The aim of the present study was to characterize pharmacologically endothelin receptors that are present in human umbilical vessels. 2. Endothelin-1 (ET-1) and endothelin-2 (ET-2) are potent stimulants of both the human umbilical artery (pEC50 7.9 and 7.5) and vein (pEC50 8.1 and 8.0). Endothelin-3 (ET-3) is inactive on the artery but contracts the vein (pEC50 7.6). IRL1620 is inactive in both vessels. The order of potency of agonists is suggestive of a typical ET(A) receptor in the artery (ET-1 = ET-2 > > ET-3) and a mixture of ET(A) and ET(B) receptors in the vein (ET-1 = ET-2 > or = ET-3). 3. The selective ET(A) receptor antagonist, BQ123, competitively inhibits the effect of ET-1 in the human umbilical artery (pA2 6.9), while in the vein, only a mixture of BQ123 and BQ788 (a selective ET(B) antagonist) weakly displaces to the right of the cumulative concentration-response curve to ET-1. Contractions induced by ET-3 in the vein are inhibited by BQ788 (pA2 7.6), but not by BQ123. 4. Inhibition of Ca2+ channels by nifedipine (0.1 microM) is accompanied by a significant decrease of the maximal response to ET-1 by 40% in the artery and by 30% in the vein. The response of the vein to ET-3 is almost abolished by nifedipine. 5. The results indicate that: (i) endothelins contract the human isolated umbilical artery via stimulation of an ET(A) receptor type; (ii) the contraction induced by ET-1 in the vein is mediated by both ET(A) and ET(B) receptors, while ET-3 stimulates the ET(B) receptor; (iii) the contribution of Ca2+ channels to the contraction mediated by the ET(B) receptor appears to be more important than to that mediated by the ET(A) receptor.

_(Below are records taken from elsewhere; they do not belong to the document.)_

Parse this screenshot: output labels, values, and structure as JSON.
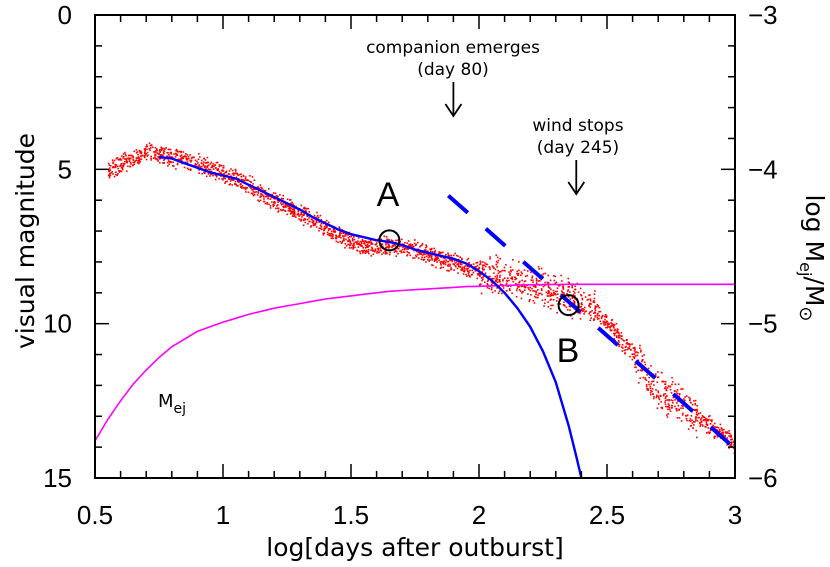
{
  "chart_data": {
    "type": "scatter",
    "xlabel": "log[days after outburst]",
    "ylabel": "visual magnitude",
    "y2label": "log M",
    "y2label_sub": "ej",
    "y2label_unit": "/M",
    "y2label_unit_sub": "⊙",
    "xlim": [
      0.5,
      3.0
    ],
    "ylim": [
      15,
      0
    ],
    "y2lim": [
      -6,
      -3
    ],
    "x_ticks": [
      "0.5",
      "1",
      "1.5",
      "2",
      "2.5",
      "3"
    ],
    "y_ticks": [
      "0",
      "5",
      "10",
      "15"
    ],
    "y2_ticks": [
      "-3",
      "-4",
      "-5",
      "-6"
    ],
    "annotations": {
      "companion_line1": "companion emerges",
      "companion_line2": "(day 80)",
      "wind_line1": "wind stops",
      "wind_line2": "(day 245)",
      "point_a": "A",
      "point_b": "B",
      "mej_label": "M",
      "mej_label_sub": "ej"
    },
    "marked_points": [
      {
        "name": "A",
        "x": 1.65,
        "y": 7.3
      },
      {
        "name": "B",
        "x": 2.35,
        "y": 9.4
      }
    ],
    "arrows": [
      {
        "name": "companion",
        "x": 1.9
      },
      {
        "name": "wind",
        "x": 2.38
      }
    ],
    "series": [
      {
        "kind": "observations",
        "color": "#ff0000",
        "x": [
          0.55,
          0.6,
          0.65,
          0.7,
          0.75,
          0.8,
          0.85,
          0.9,
          0.95,
          1.0,
          1.05,
          1.1,
          1.15,
          1.2,
          1.25,
          1.3,
          1.35,
          1.4,
          1.45,
          1.5,
          1.55,
          1.6,
          1.65,
          1.7,
          1.75,
          1.8,
          1.85,
          1.9,
          1.95,
          2.0,
          2.05,
          2.1,
          2.15,
          2.2,
          2.25,
          2.3,
          2.35,
          2.4,
          2.45,
          2.5,
          2.55,
          2.6,
          2.65,
          2.7,
          2.75,
          2.8,
          2.85,
          2.9,
          2.95,
          3.0
        ],
        "y": [
          5.0,
          4.8,
          4.6,
          4.4,
          4.5,
          4.6,
          4.7,
          4.8,
          4.95,
          5.1,
          5.3,
          5.5,
          5.75,
          6.0,
          6.2,
          6.4,
          6.6,
          6.9,
          7.1,
          7.35,
          7.5,
          7.5,
          7.45,
          7.5,
          7.6,
          7.75,
          7.9,
          8.0,
          8.15,
          8.3,
          8.4,
          8.5,
          8.6,
          8.7,
          8.8,
          8.95,
          9.1,
          9.35,
          9.6,
          9.9,
          10.5,
          11.0,
          11.6,
          12.1,
          12.4,
          12.7,
          13.0,
          13.3,
          13.6,
          13.9
        ]
      },
      {
        "kind": "model-magnitude",
        "color": "#0000ff",
        "x": [
          0.75,
          0.8,
          0.85,
          0.9,
          0.95,
          1.0,
          1.05,
          1.1,
          1.15,
          1.2,
          1.25,
          1.3,
          1.35,
          1.4,
          1.45,
          1.5,
          1.55,
          1.6,
          1.65,
          1.7,
          1.75,
          1.8,
          1.85,
          1.9,
          1.95,
          2.0,
          2.05,
          2.1,
          2.15,
          2.2,
          2.25,
          2.3,
          2.35,
          2.38,
          2.4
        ],
        "y": [
          4.6,
          4.65,
          4.8,
          4.95,
          5.1,
          5.2,
          5.3,
          5.5,
          5.7,
          5.9,
          6.1,
          6.3,
          6.55,
          6.75,
          6.95,
          7.1,
          7.2,
          7.3,
          7.35,
          7.45,
          7.6,
          7.7,
          7.8,
          7.9,
          8.05,
          8.3,
          8.6,
          9.0,
          9.5,
          10.1,
          10.9,
          11.9,
          13.3,
          14.3,
          15.0
        ]
      },
      {
        "kind": "companion-decline",
        "color": "#0000ff",
        "dashed": true,
        "x": [
          1.88,
          2.98
        ],
        "y": [
          5.85,
          13.9
        ]
      },
      {
        "kind": "ejecta-mass",
        "color": "#ff00ff",
        "axis": "right",
        "x": [
          0.5,
          0.55,
          0.6,
          0.65,
          0.7,
          0.75,
          0.8,
          0.85,
          0.9,
          0.95,
          1.0,
          1.05,
          1.1,
          1.15,
          1.2,
          1.25,
          1.3,
          1.35,
          1.4,
          1.45,
          1.5,
          1.55,
          1.6,
          1.65,
          1.7,
          1.75,
          1.8,
          1.85,
          1.9,
          1.95,
          2.0,
          2.05,
          2.1,
          2.15,
          2.2,
          2.25,
          2.3,
          2.35,
          2.38,
          2.4,
          2.5,
          2.6,
          2.7,
          2.8,
          2.9,
          3.0
        ],
        "y": [
          -5.76,
          -5.62,
          -5.5,
          -5.39,
          -5.3,
          -5.22,
          -5.15,
          -5.1,
          -5.05,
          -5.02,
          -4.99,
          -4.965,
          -4.94,
          -4.92,
          -4.9,
          -4.885,
          -4.87,
          -4.855,
          -4.84,
          -4.83,
          -4.82,
          -4.81,
          -4.8,
          -4.79,
          -4.785,
          -4.78,
          -4.775,
          -4.77,
          -4.765,
          -4.76,
          -4.758,
          -4.755,
          -4.752,
          -4.75,
          -4.748,
          -4.747,
          -4.746,
          -4.745,
          -4.745,
          -4.745,
          -4.745,
          -4.745,
          -4.745,
          -4.745,
          -4.745,
          -4.745
        ]
      }
    ]
  }
}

本研究的目的是从药理学角度对人脐血管中存在的内皮素受体进行表征。2. 内皮素-1(ET-1)和内皮素-2(ET-2)对人脐动脉(pEC50分别为7.9和7.5)和脐静脉(pEC50分别为8.1和8.0)均为强效刺激剂。内皮素-3(ET-3)对动脉无活性,但可使静脉收缩(pEC50为7.6)。IRL1620在两种血管中均无活性。激动剂的效价顺序表明,动脉中存在典型的ET(A)受体(ET-1 = ET-2 >> ET-3),而静脉中则是ET(A)和ET(B)受体的混合物(ET-1 = ET-2 > 或 = ET-3)。3. 选择性ET(A)受体拮抗剂BQ123竞争性抑制ET-1对人脐动脉的作用(pA2为6.9),而在静脉中,只有BQ123和BQ788(一种选择性ET(B)拮抗剂)的混合物能使ET-1的累积浓度-反应曲线轻度右移。BQ788可抑制ET-3在静脉中诱导的收缩(pA2为7.6),但BQ123无此作用。4. 硝苯地平(0.1微摩尔)抑制Ca2+通道后,动脉对ET-1的最大反应显著降低40%,静脉中降低30%。硝苯地平几乎完全消除了静脉对ET-3的反应。5. 结果表明:(i)内皮素通过刺激ET(A)型受体使离体人脐动脉收缩;(ii)ET-1在静脉中诱导收缩是由ET(A)和ET(B)受体介导的,而ET-3刺激ET(B)受体;(iii)Ca2+通道对ET(B)受体介导的收缩的贡献似乎比对ET(A)受体介导的收缩更重要。